Jetzt ist die politische Mitte angesprochen: Sie müsste klar sagen, das ist unsere Position, aber wir grenzen uns ab von dieser Art der Agitation und Hetze. Das ist unser Lösungsansatz. So könnte die Mitte wesentlich stärker punkten als mit diesem Ruck nach rechts.

swissinfo.ch: Wo sehen Sie die Gründe für die grosse Popularität rechtspopulistischer Parteien?

R.G.: In jeder Gesellschaft gibt es Probleme, die objektiv vorhanden sind und die subjektiv nicht oder nicht zufriedenstellend gelöst werden oder wurden.

Lange Zeit gab es sehr starre politische Strukturen. Die sind nun aufgebrochen. Wählerinnen und Wähler werden mobiler, ein gewisser Teil spricht jetzt auf diese scheinbar einfachen Lösungen an, die Rechtspopulisten anbieten.

Diese arbeiten sehr viel mit Angst, mit negativer Emotionalisierung. Sie merken, dass man damit Wähler ansprechen kann, vor allem jene, die subjektiv verängstigt sind.

Hinzu kommt, dass viele Angst haben, etwas zu verlieren. Diese Ängste werden geschürt und bringen Erfolg. Wir leben in einer Zeit der Globalisierung. Viele leiden darunter, weil ihr Job in Gefahr ist und sie möglicherweise ihren Wohlstand nicht mehr in dieser Form aufrechterhalten können.

Je nachdem, wohin sich die Wirtschaftskrise entwickelt, könnten diese Verteilkämpfe noch stärker werden und dürften mit ein Grund sein für das Erstarken rechtspopulistischer Parteien.

swissinfo.ch: Und die Muslime sind die Sündenböcke in dieser Zeit grosser Verunsicherung?

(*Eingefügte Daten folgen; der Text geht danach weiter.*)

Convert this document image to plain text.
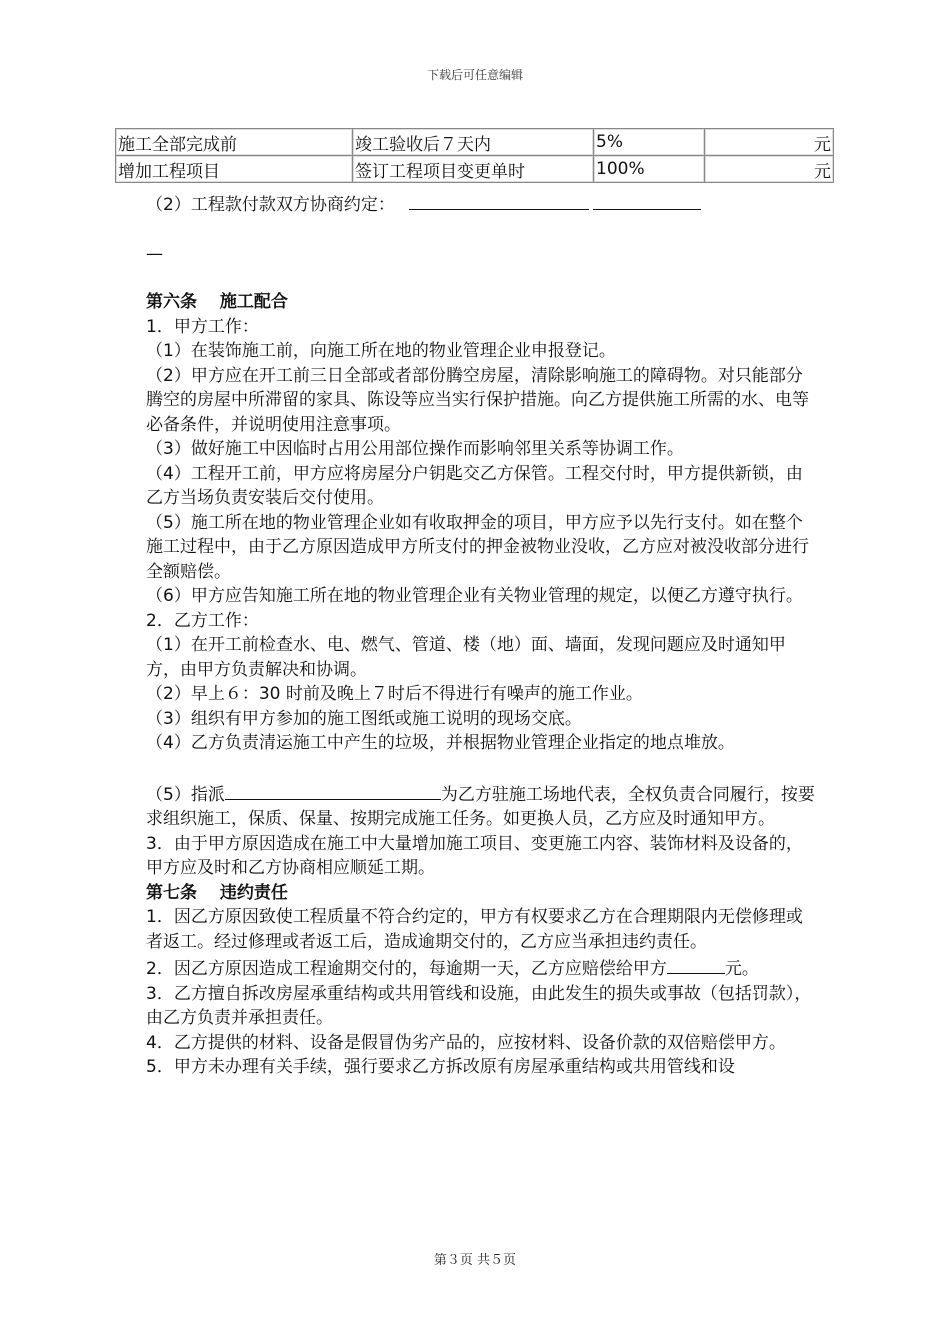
下载后可任意编辑
施工全部完成前	竣工验收后７天内	5%	元
增加工程项目	签订工程项目变更单时	100%	元

（2）工程款付款双方协商约定：

—

第六条　 施工配合

1．甲方工作：

（1）在装饰施工前，向施工所在地的物业管理企业申报登记。

（2）甲方应在开工前三日全部或者部份腾空房屋，清除影响施工的障碍物。对只能部分腾空的房屋中所滞留的家具、陈设等应当实行保护措施。向乙方提供施工所需的水、电等必备条件，并说明使用注意事项。

（3）做好施工中因临时占用公用部位操作而影响邻里关系等协调工作。

（4）工程开工前，甲方应将房屋分户钥匙交乙方保管。工程交付时，甲方提供新锁，由乙方当场负责安装后交付使用。

（5）施工所在地的物业管理企业如有收取押金的项目，甲方应予以先行支付。如在整个施工过程中，由于乙方原因造成甲方所支付的押金被物业没收，乙方应对被没收部分进行全额赔偿。

（6）甲方应告知施工所在地的物业管理企业有关物业管理的规定，以便乙方遵守执行。

2．乙方工作：

（1）在开工前检查水、电、燃气、管道、楼（地）面、墙面，发现问题应及时通知甲方，由甲方负责解决和协调。

（2）早上６：30 时前及晚上７时后不得进行有噪声的施工作业。

（3）组织有甲方参加的施工图纸或施工说明的现场交底。

（4）乙方负责清运施工中产生的垃圾，并根据物业管理企业指定的地点堆放。

（5）指派	为乙方驻施工场地代表，全权负责合同履行，按要求组织施工，保质、保量、按期完成施工任务。如更换人员，乙方应及时通知甲方。

3．由于甲方原因造成在施工中大量增加施工项目、变更施工内容、装饰材料及设备的，甲方应及时和乙方协商相应顺延工期。

第七条　 违约责任

1．因乙方原因致使工程质量不符合约定的，甲方有权要求乙方在合理期限内无偿修理或者返工。经过修理或者返工后，造成逾期交付的，乙方应当承担违约责任。

2．因乙方原因造成工程逾期交付的，每逾期一天，乙方应赔偿给甲方	元。

3．乙方擅自拆改房屋承重结构或共用管线和设施，由此发生的损失或事故（包括罚款），由乙方负责并承担责任。

4．乙方提供的材料、设备是假冒伪劣产品的，应按材料、设备价款的双倍赔偿甲方。

5．甲方未办理有关手续，强行要求乙方拆改原有房屋承重结构或共用管线和设

第３页 共５页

R.G.: Das würde ich schon so sehen. Zu allen Zeiten gibt’s Feindbilder und Sündenböcke. Und zurzeit, speziell seit den Anschlägen vom 11. September 2001, sind das eben die Muslime oder der Islam.

Der Islam wird gleichgesetzt mit Kriminalität und Terrorismus, Ausländer mit Türken und Muslimen. Das ist eine ganz grobe Verkürzung: der Islam wird als homogene Einheit gesehen, die er genau so wenig ist wie andere Religionsgemeinschaften.

Tatsache ist, dass der Islam mittlerweile in vielen Ländern Europas Realität ist. In Österreich ist er seit 1912 anerkannt und vermutlich die zweitstärkste Religionsgemeinschaft, relativ gross in Frankreich und Deutschland. Dann gibt es in Europa muslimische Länder wie Kosovo oder Bosnien-Herzegowina.

swissinfo.ch: Das Ausnutzen der Ängste vor einer Islamisierung Europas gehört also zum Erfolgsrezept dieser Parteien. Sind diese Ängste berechtigt?

R.G.: Aus meiner Sicht nicht. Feindbilder sind austauschbar. Jetzt haben wir den Islam. Früher waren es die Juden, in Osteuropa die Roma und Sinti.

Wir können nicht auf Religionsfreiheit pochen und gleichzeitig sagen: Aber bitte ohne Moscheen. Das ist scheinheilig.

Eidgenössische Abstimmungen: Abstimmungsthemen besser verstehen, informiert abstimmen und einfach auf die Ergebnisse und Analysen der Abstimmung zugreifen. Abonnieren Sie unseren Newsletter.

swissinfo.ch: Zur Zeit scheint in Europa eine grossflächige Abwehrfront gegen den Islam im Gang zu sein. Sind diese rechtspopulistischen Parteien länderübergreifend vernetzt?

R.G.: Es gibt immer wieder Treffen, wie vor einigen Tagen in Wien. Und 2007 gab es den Versuch, im europäischen Parlament eine rechtspopulistische Fraktion zu bilden. Nach internen Streitereien löste sich die Fraktion noch im gleichen Jahr wieder auf.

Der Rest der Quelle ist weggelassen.